Abstract

Researchers and many educators agree that the ability to self-regulate learning is important for academic success. Yet, many students struggle to anticipate learning difficulties and adjust accordingly. Further, despite theorizing that self-regulated learning involves adaptation across learning cycles, few researchers have examined students’ evaluative judgments, their implications for students’ behavior in a subsequent learning cycle, or their effects on achievement. Utilizing data from a large, introductory college biology course, we examined how struggling students’ evaluative judgments made after a first unit exam predicted changes in learning behaviors as well as how those changes predicted performance on a subsequent exam. We used natural language processing to analyze data from a reflective essay written after a first unit exam, identifying language that reflected evaluation of prior studying and plans to adapt learning. Then, we utilized digital traces of learning behaviors to measure students’ actual adaptation of their use of learning resources.
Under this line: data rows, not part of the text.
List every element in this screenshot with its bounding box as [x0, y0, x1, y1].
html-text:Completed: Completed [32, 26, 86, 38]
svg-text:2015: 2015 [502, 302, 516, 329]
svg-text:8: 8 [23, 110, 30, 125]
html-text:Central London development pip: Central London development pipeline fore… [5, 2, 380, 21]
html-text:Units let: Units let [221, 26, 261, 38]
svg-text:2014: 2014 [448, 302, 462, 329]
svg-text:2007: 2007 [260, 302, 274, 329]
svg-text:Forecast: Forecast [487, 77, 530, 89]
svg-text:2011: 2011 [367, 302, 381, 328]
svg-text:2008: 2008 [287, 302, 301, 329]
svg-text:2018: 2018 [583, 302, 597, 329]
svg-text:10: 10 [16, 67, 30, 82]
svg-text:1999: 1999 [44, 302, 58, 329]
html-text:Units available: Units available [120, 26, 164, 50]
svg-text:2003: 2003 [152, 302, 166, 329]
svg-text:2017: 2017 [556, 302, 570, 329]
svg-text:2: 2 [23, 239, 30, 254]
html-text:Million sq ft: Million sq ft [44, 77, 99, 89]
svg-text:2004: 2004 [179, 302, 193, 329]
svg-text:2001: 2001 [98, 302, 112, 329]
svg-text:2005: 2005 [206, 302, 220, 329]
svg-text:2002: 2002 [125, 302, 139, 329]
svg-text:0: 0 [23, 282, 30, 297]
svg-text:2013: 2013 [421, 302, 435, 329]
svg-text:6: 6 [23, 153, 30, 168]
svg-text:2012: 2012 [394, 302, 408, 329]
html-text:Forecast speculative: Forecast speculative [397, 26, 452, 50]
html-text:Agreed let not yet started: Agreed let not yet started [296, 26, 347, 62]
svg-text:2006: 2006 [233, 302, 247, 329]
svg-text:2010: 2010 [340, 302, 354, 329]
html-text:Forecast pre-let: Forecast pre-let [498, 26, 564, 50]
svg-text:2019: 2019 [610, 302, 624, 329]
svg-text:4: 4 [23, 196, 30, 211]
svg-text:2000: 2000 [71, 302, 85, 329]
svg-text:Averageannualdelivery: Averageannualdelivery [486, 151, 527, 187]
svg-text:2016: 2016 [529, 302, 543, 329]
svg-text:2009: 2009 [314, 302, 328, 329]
Results from a path analysis revealed students’ evaluations predicted how extensively they discussed plans to adapt their learning process. Plans to adapt described in written reflections predicted an increase in the frequency of desirable learning behaviors, which in turn predicted higher subsequent exam scores, after controlling for previous exam performance. These findings provide empirical evidence of multiple theorized self-regulated learning processes, including how evaluations of learning at the end of a learning cycle can inform planning and behavior changes in a subsequent learning cycle, and that increases in the enactment of effective learning strategies predict improved performance in complex learning tasks.